ROANOKE TIMES

                         Roanoke Times
                 Copyright (c) 1995, Landmark Communications, Inc.

DATE: TUESDAY, May 18, 1993                   TAG: 9305180340
SECTION: EDITORIAL                    PAGE: A-4   EDITION: METRO 
SOURCE: 
DATELINE:                                 LENGTH: Medium


TEXAS RAPE CASE

THERE SHOULD have been no need for a second shot at justice in Austin, Texas.

But, incredibly, a grand jury last year had set scot-free a confessed rapist because his victim, fearing AIDS, had asked the attacker to wear a condom. The grand jury concluded that her request was equivalent to consent to be raped.

Keep in mind: This was a drunken stranger who broke into the woman's house in the middle of the night, and held a knife to her throat while he raped her.

He did not deny that he did these things. He admitted it. It was, rather, the victim's behavior that prompted a jury last year to refuse an indictment.

She knew she could not stop the sexual assault. By asking him to wear a condom, she hoped she might prevent potential death from AIDS.

In other words, even in a desperate situation, a frightened woman took what sensible action she could to protect herself. Showing a preference for rape over death hardly constitutes an invitation to aggravated sexual assault.

Indeed, it's plainly baffling that anyone could conclude that her action nullified his. Yet that is precisely what this grand jury did - touching off rage and revulsion with good cause.

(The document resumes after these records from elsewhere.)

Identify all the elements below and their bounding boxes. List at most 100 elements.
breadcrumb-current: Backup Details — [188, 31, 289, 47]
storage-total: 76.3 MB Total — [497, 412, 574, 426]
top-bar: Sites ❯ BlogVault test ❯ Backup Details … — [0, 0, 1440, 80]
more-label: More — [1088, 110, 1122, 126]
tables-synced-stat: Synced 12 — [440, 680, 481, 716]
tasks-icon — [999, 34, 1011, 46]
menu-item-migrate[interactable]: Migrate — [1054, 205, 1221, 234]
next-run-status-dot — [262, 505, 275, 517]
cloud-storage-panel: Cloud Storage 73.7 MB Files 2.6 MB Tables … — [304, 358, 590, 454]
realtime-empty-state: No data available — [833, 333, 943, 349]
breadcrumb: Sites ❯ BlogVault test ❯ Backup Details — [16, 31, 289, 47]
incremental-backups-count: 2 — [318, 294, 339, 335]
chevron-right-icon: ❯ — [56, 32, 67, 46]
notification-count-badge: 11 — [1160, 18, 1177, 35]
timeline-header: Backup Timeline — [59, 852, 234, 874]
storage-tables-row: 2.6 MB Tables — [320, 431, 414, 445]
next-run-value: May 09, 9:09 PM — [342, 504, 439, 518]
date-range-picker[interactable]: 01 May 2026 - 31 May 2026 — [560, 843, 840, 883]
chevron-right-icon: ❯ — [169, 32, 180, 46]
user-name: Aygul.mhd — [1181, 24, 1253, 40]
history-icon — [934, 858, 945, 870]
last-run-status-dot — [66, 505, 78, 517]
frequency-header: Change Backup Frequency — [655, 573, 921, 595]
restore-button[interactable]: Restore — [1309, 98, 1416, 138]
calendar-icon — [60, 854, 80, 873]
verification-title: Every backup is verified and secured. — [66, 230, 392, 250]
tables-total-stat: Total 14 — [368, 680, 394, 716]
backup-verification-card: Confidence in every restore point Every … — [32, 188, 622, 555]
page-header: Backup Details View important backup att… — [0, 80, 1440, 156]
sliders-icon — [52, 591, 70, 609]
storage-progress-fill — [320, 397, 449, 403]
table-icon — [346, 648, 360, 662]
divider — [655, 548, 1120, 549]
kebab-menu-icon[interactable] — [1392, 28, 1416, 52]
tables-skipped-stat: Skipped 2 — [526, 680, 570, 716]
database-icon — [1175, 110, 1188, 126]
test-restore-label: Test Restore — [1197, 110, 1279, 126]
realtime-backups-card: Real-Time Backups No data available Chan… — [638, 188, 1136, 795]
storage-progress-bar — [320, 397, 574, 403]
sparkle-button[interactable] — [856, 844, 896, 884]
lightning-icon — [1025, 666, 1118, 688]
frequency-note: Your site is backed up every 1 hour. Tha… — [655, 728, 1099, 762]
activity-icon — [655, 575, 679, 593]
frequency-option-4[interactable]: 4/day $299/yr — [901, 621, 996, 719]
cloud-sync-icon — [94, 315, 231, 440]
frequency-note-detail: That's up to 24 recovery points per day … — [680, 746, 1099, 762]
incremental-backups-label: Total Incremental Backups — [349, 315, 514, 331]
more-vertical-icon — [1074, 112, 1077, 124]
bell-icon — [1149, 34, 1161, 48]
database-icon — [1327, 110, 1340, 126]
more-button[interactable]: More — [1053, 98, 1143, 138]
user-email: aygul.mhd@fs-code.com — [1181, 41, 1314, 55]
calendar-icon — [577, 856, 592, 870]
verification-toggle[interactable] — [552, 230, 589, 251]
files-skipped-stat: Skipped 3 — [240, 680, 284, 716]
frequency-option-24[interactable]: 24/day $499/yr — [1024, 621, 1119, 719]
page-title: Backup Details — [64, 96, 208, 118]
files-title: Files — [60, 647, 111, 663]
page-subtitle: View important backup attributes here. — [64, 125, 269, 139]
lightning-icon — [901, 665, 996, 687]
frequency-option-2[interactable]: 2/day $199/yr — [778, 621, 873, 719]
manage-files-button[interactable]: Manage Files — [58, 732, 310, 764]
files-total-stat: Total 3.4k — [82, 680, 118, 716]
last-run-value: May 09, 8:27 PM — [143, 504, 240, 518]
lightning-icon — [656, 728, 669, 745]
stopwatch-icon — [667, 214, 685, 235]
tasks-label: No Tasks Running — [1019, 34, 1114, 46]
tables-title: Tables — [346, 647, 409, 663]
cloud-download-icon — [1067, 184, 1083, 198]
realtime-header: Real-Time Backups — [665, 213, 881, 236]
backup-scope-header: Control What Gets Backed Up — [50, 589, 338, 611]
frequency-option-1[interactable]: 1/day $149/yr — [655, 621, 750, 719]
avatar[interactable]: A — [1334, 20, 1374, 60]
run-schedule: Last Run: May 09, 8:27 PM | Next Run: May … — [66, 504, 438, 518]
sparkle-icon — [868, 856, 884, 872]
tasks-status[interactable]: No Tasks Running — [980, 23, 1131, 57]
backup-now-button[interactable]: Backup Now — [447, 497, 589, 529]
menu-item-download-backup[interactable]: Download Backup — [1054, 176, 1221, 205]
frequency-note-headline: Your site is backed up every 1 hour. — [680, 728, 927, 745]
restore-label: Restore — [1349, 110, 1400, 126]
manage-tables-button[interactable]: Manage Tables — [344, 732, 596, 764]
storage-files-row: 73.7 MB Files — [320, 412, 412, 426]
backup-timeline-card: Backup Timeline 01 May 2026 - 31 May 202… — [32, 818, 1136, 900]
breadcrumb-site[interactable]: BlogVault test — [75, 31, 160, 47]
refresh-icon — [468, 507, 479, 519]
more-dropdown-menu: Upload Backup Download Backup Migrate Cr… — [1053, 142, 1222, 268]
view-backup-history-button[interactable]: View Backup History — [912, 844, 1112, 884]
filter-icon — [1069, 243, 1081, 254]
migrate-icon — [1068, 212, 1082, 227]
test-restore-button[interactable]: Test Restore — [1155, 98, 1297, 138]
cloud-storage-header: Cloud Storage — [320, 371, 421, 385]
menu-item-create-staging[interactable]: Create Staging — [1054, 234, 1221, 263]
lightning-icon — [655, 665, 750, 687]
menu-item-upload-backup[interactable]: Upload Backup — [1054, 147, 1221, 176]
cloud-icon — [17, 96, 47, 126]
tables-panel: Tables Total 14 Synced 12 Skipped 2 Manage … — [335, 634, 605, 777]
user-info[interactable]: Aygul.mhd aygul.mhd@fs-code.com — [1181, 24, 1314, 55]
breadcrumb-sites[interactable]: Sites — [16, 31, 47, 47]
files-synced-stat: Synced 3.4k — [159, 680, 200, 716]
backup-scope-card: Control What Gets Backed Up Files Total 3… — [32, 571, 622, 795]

Fortunately, a district attorney was able to take the case to another grand jury, which indicted Joel Rene Valdez in October. Last week, Valdez was convicted.

We are very wary of second-guessing juries; the public gets only a bit of the mass of information and evidence the juries inside a courtroom hear. We also are very wary of subjecting verdicts to tests of political correctness. Evidence and the law, not grand social themes or potential political repercussions, should guide jury deliberations.

Still, we can't avoid lamenting that it was necessary to jump through extra legal hoops to bring this disturbing, discouraging case to a just end.

In no way can a woman's efforts to protect her life when she's being sexually assaulted be likened to agreement to the sexual assault.

What should make Americans cringe in regard to this case is not simply the rape - though every one ought to be incensed every time it happens, and regrettably this crime of violence is on the increase.

It's also the telling evidence that some people in our society still harbor the notion that women want to be raped, even ask for it.

How long before rape victims are not violated again by people who believe the victims - by what they wear, or how they act - somehow connive to be raped?

In the words of placards carried by demonstrators on the victim's behalf outside the Texas courthouse: "What part of NO don't you understand?"